There’s an interesting conflict brewing w/in Bolivia’s National Electoral Court (CNE). The newly appointed CNE president (José Luis Exeni) is asking the Santa Cruz regional electoral court to stop verifying the signatures for a referendum initiative. The initiative would establish a department-wide referendum on the “autonomic” statute (read text of the Santa Cruz autonomic statute).

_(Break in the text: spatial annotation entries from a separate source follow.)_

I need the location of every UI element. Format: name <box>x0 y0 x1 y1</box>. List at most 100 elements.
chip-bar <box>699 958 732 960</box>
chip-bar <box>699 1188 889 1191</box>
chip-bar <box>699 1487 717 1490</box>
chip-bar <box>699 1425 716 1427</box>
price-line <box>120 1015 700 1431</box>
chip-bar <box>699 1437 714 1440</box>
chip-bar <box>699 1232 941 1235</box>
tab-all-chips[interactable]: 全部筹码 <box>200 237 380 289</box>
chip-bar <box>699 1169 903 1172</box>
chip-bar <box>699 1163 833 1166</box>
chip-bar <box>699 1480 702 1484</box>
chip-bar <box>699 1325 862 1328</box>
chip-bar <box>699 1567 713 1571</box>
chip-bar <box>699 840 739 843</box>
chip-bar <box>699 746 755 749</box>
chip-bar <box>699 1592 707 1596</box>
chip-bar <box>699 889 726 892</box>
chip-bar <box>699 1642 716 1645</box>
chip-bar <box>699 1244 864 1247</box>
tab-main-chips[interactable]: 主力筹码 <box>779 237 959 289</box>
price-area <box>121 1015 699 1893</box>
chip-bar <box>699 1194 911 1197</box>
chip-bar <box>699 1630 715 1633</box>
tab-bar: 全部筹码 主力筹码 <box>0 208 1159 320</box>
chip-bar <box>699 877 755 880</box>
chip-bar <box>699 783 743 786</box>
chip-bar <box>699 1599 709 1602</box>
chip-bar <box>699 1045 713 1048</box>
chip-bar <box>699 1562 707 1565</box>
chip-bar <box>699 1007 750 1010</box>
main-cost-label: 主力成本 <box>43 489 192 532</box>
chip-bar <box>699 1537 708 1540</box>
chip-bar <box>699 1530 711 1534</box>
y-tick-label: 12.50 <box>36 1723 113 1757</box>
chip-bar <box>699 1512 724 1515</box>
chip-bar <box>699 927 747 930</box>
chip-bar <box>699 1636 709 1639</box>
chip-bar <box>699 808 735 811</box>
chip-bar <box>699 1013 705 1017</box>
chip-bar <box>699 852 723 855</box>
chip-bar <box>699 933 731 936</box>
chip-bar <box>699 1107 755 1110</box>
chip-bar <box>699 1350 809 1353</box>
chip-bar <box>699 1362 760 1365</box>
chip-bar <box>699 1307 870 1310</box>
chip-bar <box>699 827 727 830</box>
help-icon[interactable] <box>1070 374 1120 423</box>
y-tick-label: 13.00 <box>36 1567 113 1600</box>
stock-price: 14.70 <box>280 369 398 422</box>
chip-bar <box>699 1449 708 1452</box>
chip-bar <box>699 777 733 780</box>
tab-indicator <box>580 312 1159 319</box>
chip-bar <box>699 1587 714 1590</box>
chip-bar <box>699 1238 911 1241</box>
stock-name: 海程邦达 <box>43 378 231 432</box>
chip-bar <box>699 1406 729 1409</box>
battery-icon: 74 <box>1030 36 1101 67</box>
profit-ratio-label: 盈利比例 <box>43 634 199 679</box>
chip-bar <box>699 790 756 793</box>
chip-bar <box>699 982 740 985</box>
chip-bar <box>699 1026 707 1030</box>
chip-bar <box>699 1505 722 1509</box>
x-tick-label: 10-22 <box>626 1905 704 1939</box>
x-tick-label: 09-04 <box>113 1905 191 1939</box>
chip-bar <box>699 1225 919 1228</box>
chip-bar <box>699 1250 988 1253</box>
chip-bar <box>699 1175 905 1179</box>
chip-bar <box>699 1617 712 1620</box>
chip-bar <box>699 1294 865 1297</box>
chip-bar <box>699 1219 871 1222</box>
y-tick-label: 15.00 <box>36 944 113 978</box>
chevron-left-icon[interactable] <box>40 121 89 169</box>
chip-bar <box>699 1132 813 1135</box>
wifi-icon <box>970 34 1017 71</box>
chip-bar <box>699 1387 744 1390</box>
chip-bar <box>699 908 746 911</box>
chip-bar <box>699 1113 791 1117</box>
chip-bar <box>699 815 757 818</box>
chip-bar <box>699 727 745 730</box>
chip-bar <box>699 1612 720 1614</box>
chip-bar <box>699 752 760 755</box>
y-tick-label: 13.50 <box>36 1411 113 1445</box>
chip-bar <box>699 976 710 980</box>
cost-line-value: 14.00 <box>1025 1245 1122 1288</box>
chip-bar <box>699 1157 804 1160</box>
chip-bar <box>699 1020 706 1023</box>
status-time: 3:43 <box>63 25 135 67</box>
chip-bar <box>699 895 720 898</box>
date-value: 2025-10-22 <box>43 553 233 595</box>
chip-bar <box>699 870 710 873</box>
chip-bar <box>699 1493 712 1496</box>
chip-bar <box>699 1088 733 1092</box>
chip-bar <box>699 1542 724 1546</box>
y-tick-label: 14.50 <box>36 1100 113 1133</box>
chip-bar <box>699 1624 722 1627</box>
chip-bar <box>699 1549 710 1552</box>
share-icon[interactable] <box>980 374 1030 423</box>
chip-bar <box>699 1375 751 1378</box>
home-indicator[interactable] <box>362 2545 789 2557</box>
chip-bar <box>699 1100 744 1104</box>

The MAS government has consistently argued that both the autonomic statute & a potential referendum on it are illegal. The key argument lies in its incompatibility w/ the recent constitution draft approved (under controversial circumstances) by the Constituent Assembly (read text of the constitution draft). A quick search of the text finds “referéndum” absent from the constitution text itself (though it appears eight times in the document’s preface). The constitution is legally not a binding document until it is approved by a nation-wide referendum.
However, the recent Referendum Law (Ley °2769) allows popular referendum initiatives (not just those called by the government). In Article 6, the law explicitly allows for departmental referendums, w/ a threshold of 8% of the department’s registered voters. The law was approved during the Mesa presidency as a way to allow the 2004 gas referendum to go forward (previously, the Bolivian constitution didn’t recognize any referendums of any kind). To qualify under the law, the Santa Cruz autonomic referendum requires only 55,707 valid signatures.
Moving forward w/ an autonomy referendum (something other departments are also looking to do) certainly puts a squeeze on the government, which is negotiating w/ the country’s nine prefects. The goal (of the negotiations) is to accommodate department autonomies into the draft constitution. If voters approve regional autonomy, on their own terms, the government loses significant leverage. And so long as the process is conducted w/in legal institutions (such as the Referendum Law), the MAS government is further squeezed.
Meanwhile, the Bolivian supreme court recently reviewed the draft constitution itself, following a number of complaints (“observances”) by various political & institutional actors. The court ruled that there were numerous “illegalities” in the document, a charge rejected by Evo (under the argument that the new constitution can’t be subordinated to the previous one).
The standoff between the electoral courts—the Santa Cruz regional court has refused to comply w/ Exeni’s directive—is just the latest wrinkle in the conflict between the central government & regional autonomy movements.